This week we installed five new servers bringing our core count to 208. In 2009 we were asked to develop a five year road map of HPC at UCT. Given our inexperience we focused on the two most obvious resources, cores and disk space, and completely ignored RAM. Over the past 18 months our researchers have taught us that large memory machines are a critical component of HPC and our next provisioning strategy will be designed around this requirement. Below is a graph of our original predicted growth path versus our actual implementation:
We were able to deliver pretty much what we'd planned for as we knew that the hardware re-provisioning strategy would make these resources available. What was more difficult to provide was rapid storage growth, especially storage protected by reliable backups.

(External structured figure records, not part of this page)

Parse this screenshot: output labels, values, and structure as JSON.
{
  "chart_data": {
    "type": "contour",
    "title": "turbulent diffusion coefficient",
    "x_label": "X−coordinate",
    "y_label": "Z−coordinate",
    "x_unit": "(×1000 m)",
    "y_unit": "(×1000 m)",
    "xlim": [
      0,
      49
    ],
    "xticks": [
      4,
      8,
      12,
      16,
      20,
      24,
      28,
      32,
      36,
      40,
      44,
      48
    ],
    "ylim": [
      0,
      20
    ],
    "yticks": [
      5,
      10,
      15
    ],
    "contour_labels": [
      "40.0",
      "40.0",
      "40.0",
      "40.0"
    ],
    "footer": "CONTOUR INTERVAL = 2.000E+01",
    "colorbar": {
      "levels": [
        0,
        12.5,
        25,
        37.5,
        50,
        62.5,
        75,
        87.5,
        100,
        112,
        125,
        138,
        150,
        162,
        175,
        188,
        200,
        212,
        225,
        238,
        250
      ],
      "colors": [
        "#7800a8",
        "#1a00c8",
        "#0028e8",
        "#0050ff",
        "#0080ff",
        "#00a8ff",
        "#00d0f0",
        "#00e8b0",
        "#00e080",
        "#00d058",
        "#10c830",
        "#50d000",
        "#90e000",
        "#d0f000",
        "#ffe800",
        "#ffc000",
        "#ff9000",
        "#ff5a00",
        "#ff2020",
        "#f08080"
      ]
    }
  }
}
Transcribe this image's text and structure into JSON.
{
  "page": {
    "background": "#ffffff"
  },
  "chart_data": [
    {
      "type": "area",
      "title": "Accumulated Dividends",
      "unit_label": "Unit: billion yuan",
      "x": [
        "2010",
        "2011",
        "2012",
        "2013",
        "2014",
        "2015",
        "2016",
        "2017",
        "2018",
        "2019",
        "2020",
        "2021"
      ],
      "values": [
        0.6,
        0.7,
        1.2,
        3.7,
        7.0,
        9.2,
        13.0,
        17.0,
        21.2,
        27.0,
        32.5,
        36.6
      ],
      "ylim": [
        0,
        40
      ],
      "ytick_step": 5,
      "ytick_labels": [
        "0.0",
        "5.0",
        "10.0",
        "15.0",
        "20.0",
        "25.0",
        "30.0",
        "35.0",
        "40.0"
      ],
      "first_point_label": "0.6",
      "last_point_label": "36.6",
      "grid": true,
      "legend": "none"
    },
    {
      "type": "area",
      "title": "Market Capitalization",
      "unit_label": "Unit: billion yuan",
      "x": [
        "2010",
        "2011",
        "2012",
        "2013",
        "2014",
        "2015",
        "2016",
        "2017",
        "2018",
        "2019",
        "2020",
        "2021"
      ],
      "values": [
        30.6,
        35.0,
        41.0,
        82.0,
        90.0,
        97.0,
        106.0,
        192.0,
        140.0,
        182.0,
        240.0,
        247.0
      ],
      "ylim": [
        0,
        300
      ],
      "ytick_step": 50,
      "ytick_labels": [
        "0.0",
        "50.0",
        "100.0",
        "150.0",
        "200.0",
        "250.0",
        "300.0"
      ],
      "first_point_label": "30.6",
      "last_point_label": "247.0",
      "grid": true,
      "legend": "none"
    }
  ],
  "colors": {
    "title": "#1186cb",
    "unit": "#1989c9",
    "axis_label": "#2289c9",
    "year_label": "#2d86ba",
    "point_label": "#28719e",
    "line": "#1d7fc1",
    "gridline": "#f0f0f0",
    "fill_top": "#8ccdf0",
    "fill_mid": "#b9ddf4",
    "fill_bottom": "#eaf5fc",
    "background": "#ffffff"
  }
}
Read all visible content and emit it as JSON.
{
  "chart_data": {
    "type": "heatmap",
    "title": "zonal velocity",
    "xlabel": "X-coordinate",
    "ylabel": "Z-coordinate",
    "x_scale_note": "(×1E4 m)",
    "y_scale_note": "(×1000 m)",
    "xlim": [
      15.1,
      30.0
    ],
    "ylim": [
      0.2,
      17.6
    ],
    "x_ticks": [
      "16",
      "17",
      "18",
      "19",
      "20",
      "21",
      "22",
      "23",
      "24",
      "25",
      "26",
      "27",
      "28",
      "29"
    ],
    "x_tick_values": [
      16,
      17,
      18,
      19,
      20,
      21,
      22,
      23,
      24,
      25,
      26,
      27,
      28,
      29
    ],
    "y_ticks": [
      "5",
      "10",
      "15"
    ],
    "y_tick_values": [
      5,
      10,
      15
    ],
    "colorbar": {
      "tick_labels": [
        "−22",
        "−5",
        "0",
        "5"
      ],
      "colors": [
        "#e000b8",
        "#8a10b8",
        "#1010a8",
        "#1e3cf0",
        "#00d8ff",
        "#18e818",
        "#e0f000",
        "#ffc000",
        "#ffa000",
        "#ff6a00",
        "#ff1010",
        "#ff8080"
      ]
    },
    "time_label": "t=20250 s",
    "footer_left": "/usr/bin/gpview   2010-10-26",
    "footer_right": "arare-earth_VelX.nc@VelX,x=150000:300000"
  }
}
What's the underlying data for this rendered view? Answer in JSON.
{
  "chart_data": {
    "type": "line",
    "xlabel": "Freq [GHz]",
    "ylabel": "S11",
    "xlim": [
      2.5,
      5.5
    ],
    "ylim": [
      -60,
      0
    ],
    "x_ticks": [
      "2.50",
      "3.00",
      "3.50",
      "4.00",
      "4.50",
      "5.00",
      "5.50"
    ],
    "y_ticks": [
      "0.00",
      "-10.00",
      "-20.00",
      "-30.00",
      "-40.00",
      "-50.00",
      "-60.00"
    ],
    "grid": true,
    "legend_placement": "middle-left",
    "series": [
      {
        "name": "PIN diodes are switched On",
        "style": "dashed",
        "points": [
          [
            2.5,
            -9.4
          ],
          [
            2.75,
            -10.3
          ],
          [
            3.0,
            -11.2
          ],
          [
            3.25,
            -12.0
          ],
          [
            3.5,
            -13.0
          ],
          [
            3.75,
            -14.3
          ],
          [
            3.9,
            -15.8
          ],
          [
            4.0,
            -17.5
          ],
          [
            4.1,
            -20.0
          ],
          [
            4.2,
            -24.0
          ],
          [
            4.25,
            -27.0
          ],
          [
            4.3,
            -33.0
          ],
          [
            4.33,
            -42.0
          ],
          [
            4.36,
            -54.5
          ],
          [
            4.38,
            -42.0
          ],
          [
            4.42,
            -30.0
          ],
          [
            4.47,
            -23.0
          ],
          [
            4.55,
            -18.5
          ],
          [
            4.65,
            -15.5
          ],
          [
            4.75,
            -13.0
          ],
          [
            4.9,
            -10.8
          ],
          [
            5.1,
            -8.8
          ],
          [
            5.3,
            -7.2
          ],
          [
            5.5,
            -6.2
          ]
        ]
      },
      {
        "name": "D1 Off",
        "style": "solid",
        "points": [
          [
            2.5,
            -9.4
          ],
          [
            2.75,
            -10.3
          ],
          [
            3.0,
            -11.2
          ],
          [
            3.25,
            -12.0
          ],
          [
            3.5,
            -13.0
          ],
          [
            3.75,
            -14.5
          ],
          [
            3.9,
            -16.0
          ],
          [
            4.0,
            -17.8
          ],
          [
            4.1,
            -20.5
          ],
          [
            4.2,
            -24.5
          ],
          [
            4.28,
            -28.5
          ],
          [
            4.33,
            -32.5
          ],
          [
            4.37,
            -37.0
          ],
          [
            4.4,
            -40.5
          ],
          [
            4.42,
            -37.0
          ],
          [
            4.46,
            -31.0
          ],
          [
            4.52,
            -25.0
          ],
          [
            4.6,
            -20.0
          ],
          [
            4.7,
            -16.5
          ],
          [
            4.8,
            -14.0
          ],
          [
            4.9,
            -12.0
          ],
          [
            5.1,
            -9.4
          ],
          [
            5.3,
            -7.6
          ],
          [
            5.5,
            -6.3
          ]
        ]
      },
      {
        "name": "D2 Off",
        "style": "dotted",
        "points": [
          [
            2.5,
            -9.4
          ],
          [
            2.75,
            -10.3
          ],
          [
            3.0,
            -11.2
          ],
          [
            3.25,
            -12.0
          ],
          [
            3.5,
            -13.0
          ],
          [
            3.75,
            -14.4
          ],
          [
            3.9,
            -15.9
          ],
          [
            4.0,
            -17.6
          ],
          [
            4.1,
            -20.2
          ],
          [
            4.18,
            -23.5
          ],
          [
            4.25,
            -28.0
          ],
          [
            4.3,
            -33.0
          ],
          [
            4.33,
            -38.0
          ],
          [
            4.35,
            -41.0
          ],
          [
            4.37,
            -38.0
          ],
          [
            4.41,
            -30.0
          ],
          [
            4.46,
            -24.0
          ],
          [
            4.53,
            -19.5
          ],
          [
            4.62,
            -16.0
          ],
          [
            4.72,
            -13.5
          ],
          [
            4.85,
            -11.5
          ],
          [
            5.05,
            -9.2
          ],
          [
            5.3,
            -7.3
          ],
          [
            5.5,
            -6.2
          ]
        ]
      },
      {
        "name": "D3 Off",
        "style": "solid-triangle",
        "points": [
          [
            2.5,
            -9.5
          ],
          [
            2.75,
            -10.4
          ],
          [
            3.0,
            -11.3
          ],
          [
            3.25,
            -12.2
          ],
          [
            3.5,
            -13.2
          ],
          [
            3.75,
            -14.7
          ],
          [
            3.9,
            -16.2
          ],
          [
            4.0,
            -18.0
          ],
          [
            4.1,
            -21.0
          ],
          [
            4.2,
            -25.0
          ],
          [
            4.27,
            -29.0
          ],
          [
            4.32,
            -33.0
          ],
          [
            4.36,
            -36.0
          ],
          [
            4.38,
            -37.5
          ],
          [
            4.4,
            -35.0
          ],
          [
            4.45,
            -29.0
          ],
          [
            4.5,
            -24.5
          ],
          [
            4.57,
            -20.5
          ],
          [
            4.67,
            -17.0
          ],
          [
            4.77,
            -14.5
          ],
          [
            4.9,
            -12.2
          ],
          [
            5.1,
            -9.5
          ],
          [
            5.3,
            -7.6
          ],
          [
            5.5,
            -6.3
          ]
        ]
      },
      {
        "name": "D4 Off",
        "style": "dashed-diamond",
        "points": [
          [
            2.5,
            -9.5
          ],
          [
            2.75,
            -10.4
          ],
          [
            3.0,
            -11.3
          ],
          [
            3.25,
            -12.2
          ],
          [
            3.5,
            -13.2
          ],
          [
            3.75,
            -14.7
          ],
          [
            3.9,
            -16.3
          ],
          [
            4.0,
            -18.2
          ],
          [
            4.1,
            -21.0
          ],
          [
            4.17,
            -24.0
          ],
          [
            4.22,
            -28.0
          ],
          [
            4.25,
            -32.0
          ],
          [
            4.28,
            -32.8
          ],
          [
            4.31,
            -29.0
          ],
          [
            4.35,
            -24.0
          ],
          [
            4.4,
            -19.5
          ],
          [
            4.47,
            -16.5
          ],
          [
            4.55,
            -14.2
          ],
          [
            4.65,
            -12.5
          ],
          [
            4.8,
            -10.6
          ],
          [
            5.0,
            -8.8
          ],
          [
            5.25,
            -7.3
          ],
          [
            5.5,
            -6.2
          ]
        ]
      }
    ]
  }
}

Our current disaster recovery system was spec'd for our operational infrastructure, and not the rapid geometric growth of research data which is an order of magnitude larger than our email, file services and database systems combined. Solving this problem will require new technologies such as snapshot, block level replication and NDMP. We're hoping that our new Netapp will assist us in addressing these challenges.
Over the next three years we'd like to bring down the number of servers, reduce the core growth rate and rather focus on more powerful cores with very large RAM footprints, probably in excess of 200GB. We're anticipating disk growth towards 50 to 75 TB, although some of this will be data copied from other institutes and will not fall within our disaster recovery strategy.